Protea Glen Mall
- Location: Protea Glen, Soweto, Gauteng, South Africa
- Coordinates: 26°16′31″S 27°48′42″E﻿ / ﻿26.2752°S 27.8116°E
- Opening date: September 27, 2012
- Developer: 48 developers
- Owner: Masingita Group
- No. of stores and services: 96
- No. of anchor tenants: 2
- Total retail floor area: 30,000 m^{2} (320,000 sq ft)
- No. of floors: 1
- Parking: 1055
- Website: proteaglenmall.co.za

= Protea Glen Mall =

The Protea Glen Mall is a shopping mall in Protea Glen, in Soweto, Gauteng, South Africa, which opened in September 2012.
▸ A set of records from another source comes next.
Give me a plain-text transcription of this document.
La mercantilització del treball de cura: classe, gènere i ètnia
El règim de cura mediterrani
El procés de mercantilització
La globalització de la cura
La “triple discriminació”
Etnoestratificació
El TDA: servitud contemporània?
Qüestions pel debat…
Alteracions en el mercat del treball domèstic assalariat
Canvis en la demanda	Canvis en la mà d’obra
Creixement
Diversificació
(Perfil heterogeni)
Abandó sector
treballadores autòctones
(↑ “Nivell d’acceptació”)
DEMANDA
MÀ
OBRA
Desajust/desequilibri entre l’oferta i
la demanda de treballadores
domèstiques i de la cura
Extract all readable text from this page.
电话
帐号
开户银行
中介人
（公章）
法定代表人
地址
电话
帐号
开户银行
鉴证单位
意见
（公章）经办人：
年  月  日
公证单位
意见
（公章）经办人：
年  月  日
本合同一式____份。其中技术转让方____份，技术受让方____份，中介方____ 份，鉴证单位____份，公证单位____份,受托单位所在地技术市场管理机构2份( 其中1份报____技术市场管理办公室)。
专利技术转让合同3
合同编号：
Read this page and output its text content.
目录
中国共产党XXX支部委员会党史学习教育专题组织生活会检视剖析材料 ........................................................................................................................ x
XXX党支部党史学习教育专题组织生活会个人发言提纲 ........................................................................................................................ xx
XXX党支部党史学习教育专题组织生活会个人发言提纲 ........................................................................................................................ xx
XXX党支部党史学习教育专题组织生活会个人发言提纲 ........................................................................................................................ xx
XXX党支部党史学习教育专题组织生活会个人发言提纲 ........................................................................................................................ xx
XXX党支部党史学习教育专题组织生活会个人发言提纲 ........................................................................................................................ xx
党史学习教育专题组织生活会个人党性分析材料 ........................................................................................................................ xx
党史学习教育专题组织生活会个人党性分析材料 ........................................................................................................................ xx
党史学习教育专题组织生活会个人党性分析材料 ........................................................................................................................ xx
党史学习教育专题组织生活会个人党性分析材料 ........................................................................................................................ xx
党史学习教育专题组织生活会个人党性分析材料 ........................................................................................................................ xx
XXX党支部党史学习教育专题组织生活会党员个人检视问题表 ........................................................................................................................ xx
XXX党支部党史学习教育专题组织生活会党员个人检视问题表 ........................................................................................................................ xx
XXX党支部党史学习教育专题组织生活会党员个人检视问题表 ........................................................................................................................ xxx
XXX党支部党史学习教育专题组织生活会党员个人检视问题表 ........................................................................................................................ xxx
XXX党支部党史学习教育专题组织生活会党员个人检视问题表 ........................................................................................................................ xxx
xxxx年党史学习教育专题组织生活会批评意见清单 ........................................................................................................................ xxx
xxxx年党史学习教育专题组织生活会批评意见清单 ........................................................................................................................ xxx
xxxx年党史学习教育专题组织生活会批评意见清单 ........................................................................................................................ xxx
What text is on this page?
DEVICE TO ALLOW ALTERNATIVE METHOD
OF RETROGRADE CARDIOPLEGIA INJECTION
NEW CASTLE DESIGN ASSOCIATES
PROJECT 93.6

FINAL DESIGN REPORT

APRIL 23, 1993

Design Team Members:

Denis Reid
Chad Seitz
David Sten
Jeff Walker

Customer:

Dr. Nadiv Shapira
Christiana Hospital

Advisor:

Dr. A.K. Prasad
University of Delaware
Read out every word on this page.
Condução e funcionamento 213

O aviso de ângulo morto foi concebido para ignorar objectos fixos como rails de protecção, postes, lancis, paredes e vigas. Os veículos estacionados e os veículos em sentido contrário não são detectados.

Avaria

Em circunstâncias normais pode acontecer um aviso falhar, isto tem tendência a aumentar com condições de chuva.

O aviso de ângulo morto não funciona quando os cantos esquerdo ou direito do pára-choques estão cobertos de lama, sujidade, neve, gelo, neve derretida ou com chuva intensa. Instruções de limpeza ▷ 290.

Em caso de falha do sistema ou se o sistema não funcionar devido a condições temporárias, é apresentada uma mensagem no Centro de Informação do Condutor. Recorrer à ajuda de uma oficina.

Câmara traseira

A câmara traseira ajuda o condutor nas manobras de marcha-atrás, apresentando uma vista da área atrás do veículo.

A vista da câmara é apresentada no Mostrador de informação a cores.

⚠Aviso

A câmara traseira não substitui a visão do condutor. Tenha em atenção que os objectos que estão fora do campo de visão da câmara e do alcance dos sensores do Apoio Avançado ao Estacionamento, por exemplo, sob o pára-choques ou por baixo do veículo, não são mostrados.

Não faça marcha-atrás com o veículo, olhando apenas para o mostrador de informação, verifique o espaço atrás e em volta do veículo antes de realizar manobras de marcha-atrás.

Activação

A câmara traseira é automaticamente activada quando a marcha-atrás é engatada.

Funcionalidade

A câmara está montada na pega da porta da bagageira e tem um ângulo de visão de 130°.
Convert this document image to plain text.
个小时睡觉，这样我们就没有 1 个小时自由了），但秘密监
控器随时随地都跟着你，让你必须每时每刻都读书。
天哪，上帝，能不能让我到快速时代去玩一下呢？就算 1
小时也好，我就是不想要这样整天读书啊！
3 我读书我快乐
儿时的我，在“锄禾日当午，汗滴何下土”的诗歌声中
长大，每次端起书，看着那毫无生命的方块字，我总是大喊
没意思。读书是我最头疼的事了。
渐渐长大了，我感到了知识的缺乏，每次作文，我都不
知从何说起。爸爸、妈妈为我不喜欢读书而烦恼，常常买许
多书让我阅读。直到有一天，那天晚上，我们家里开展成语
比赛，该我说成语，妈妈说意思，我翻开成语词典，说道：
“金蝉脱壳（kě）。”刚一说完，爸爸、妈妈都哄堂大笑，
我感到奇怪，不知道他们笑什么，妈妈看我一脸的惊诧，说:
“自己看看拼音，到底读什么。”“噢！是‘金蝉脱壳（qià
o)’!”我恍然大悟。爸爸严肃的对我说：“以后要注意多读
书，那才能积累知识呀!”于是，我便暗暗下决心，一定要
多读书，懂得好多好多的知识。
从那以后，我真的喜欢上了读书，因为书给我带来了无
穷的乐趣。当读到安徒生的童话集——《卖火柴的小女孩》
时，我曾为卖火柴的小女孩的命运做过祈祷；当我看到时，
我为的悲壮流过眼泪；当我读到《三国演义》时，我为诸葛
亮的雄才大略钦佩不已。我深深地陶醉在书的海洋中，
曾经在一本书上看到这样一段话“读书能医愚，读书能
Built at a cost of approximately R360-380 million, the mall is located at the intersection of R558 and Protea Boulevard in the centre of Protea Glen, and has over 90 tenants.

==Background==

Mike Nkuna, chairman of developer Masingita Group, first conceived of placing a mall in Protea Glen in 2005, as residents had been traveling to Lenasia for their shopping. It is the first mall located in the Johannesburg suburb, which has only been developed since the 1990s. It has been the sixth mall to open in Soweto. Locally, it is considered notable for having both rival supermarket retailers Pick n Pay and Shoprite among its tenants.